Salvador Dalì biography
SALVADOR DALI' PAINTER

Salvador Dalì was a painter and Spanish sculptor. He was born in Figueres in 1904 to a wealthy bourgeois family.
In 1919 during a vacation in Cadaqués with the family of Ramon Pichot, a local artist, he approached modern painting. The following year, Dalí's father organized an exhibition of his charcoal drawings at the family residence.
In 1922 Salvador Dalí moved to Madrid where he enrolled at the Academia de San Fernando. During this period he stayed at the Residencia de Estudiantes where he was noticed for his eccentric and extravagant attitude and for his first paintings influenced by Cubism.
During his stay at the Residencia he formed strong friendships with Pepín Bello, Luis Buñuel and Federico García Lorca and approached Dadaism which influenced him throughout his life.
In 1926, shortly before taking his final exams, Salvador Dalí was expelled from the Academy for stating that no one at the institute was competent enough to examine someone like him. In the same year he made his first trip to Paris where he met Pablo Picasso, towards whom he had boundless admiration.
In 1929 the artist collaborated on the screenplay for the short film Un chien andalou by surrealist director Luis Buñuel. In the same year he met his future muse and wife Gala, then wife of surrealist poet Paul Eluard. Also in 1929 he joined Surrealism and became part of the Montparnasse surrealists group.
In 1931 Salvador Dalì painted one of his most famous works, The Persistence of Memory, the surreal symbolic image of soft clocks about to melt; the melting clocks represent memory, which weakens and loses strength over the years.
In 1934 the painter entered the American art market introduced by art dealer Julian Levy. His New York exhibition, which included The Persistence of Memory, immediately caused a stir and interest.
In 1936 he participated in the International Surrealist Exhibition in London. He arrived at his presentation lecture, titled Fantômes paranoïaques authentiques, dressed in a diving suit and helmet, holding a billiard cue and with two Russian greyhounds on leashes.
At this time Salvador Dalí's main patron was the very wealthy Edward James, who financially supported him for two years and whom the artist portrayed in his painting Swans Reflecting Elephants. The two became good friends and from their collaboration came the artist's most iconic works, the Lobster Telephone and the Mae West Lips Sofa.
In 1939 André Breton, who began harshly criticizing, along with other surrealists of the time, the work of the famous artist, coined the derogatory nickname Avida Dollars for the Spanish painter, an anagram of Salvador Dalí that can be translated as greedy for dollars. This was a way to mock the increasing commercialization of Dalí's works and the perception that Dalí himself sought to enlarge his figure through fame and money. Some surrealists from then on spoke of Dalí only in the past tense, as if he were dead.
World War II broke out in Europe and the Dalí couple moved to the United States, where they lived for eight years.

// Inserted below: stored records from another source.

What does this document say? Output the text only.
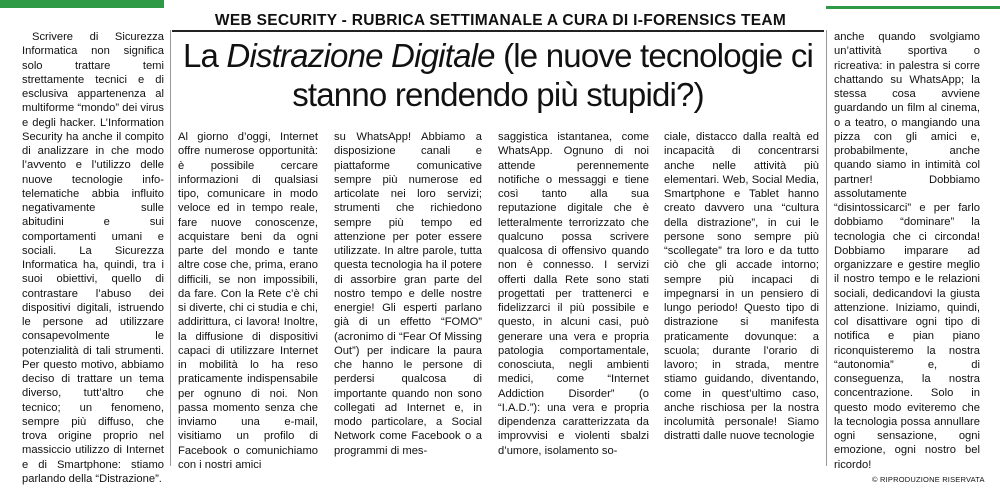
WEB SECURITY - RUBRICA SETTIMANALE A CURA DI I-FORENSICS TEAM
La Distrazione Digitale (le nuove tecnologie ci stanno rendendo più stupidi?)

Scrivere di Sicurezza Informatica non significa solo trattare temi strettamente tecnici e di esclusiva appartenenza al multiforme “mondo” dei virus e degli hacker. L’Information Security ha anche il compito di analizzare in che modo l’avvento e l’utilizzo delle nuove tecnologie info-telematiche abbia influito negativamente sulle abitudini e sui comportamenti umani e sociali. La Sicurezza Informatica ha, quindi, tra i suoi obiettivi, quello di contrastare l’abuso dei dispositivi digitali, istruendo le persone ad utilizzare consapevolmente le potenzialità di tali strumenti. Per questo motivo, abbiamo deciso di trattare un tema diverso, tutt’altro che tecnico; un fenomeno, sempre più diffuso, che trova origine proprio nel massiccio utilizzo di Internet e di Smartphone: stiamo parlando della “Distrazione”.

Al giorno d’oggi, Internet offre numerose opportunità: è possibile cercare informazioni di qualsiasi tipo, comunicare in modo veloce ed in tempo reale, fare nuove conoscenze, acquistare beni da ogni parte del mondo e tante altre cose che, prima, erano difficili, se non impossibili, da fare. Con la Rete c’è chi si diverte, chi ci studia e chi, addirittura, ci lavora! Inoltre, la diffusione di dispositivi capaci di utilizzare Internet in mobilità lo ha reso praticamente indispensabile per ognuno di noi. Non passa momento senza che inviamo una e-mail, visitiamo un profilo di Facebook o comunichiamo con i nostri amici

su WhatsApp! Abbiamo a disposizione canali e piattaforme comunicative sempre più numerose ed articolate nei loro servizi; strumenti che richiedono sempre più tempo ed attenzione per poter essere utilizzate. In altre parole, tutta questa tecnologia ha il potere di assorbire gran parte del nostro tempo e delle nostre energie! Gli esperti parlano già di un effetto “FOMO” (acronimo di “Fear Of Missing Out”) per indicare la paura che hanno le persone di perdersi qualcosa di importante quando non sono collegati ad Internet e, in modo particolare, a Social Network come Facebook o a programmi di mes-

saggistica istantanea, come WhatsApp. Ognuno di noi attende perennemente notifiche o messaggi e tiene così tanto alla sua reputazione digitale che è letteralmente terrorizzato che qualcuno possa scrivere qualcosa di offensivo quando non è connesso. I servizi offerti dalla Rete sono stati progettati per trattenerci e fidelizzarci il più possibile e questo, in alcuni casi, può generare una vera e propria patologia comportamentale, conosciuta, negli ambienti medici, come “Internet Addiction Disorder” (o “I.A.D.”): una vera e propria dipendenza caratterizzata da improvvisi e violenti sbalzi d’umore, isolamento so-

ciale, distacco dalla realtà ed incapacità di concentrarsi anche nelle attività più elementari. Web, Social Media, Smartphone e Tablet hanno creato davvero una “cultura della distrazione”, in cui le persone sono sempre più “scollegate” tra loro e da tutto ciò che gli accade intorno; sempre più incapaci di impegnarsi in un pensiero di lungo periodo! Questo tipo di distrazione si manifesta praticamente dovunque: a scuola; durante l’orario di lavoro; in strada, mentre stiamo guidando, diventando, come in quest’ultimo caso, anche rischiosa per la nostra incolumità personale! Siamo distratti dalle nuove tecnologie

anche quando svolgiamo un’attività sportiva o ricreativa: in palestra si corre chattando su WhatsApp; la stessa cosa avviene guardando un film al cinema, o a teatro, o mangiando una pizza con gli amici e, probabilmente, anche quando siamo in intimità col partner! Dobbiamo assolutamente “disintossicarci” e per farlo dobbiamo “dominare” la tecnologia che ci circonda! Dobbiamo imparare ad organizzare e gestire meglio il nostro tempo e le relazioni sociali, dedicandovi la giusta attenzione. Iniziamo, quindi, col disattivare ogni tipo di notifica e pian piano riconquisteremo la nostra “autonomia” e, di conseguenza, la nostra concentrazione. Solo in questo modo eviteremo che la tecnologia possa annullare ogni sensazione, ogni emozione, ogni nostro bel ricordo!

© RIPRODUZIONE RISERVATA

At the end of the war, in 1951 Salvador Dalí returned to live in his beloved Catalonia. The choice to live in Spain, while it was still governed by Franco, attracted harsh criticism from progressives and several other artists.
In 1960 Salvador Dalí began working on the Dalí Theatre-Museum in his hometown of Figueres.
He died in 1989 at the age of 84 from a heart attack and was buried inside his Dalí Theatre-Museum in Figueres.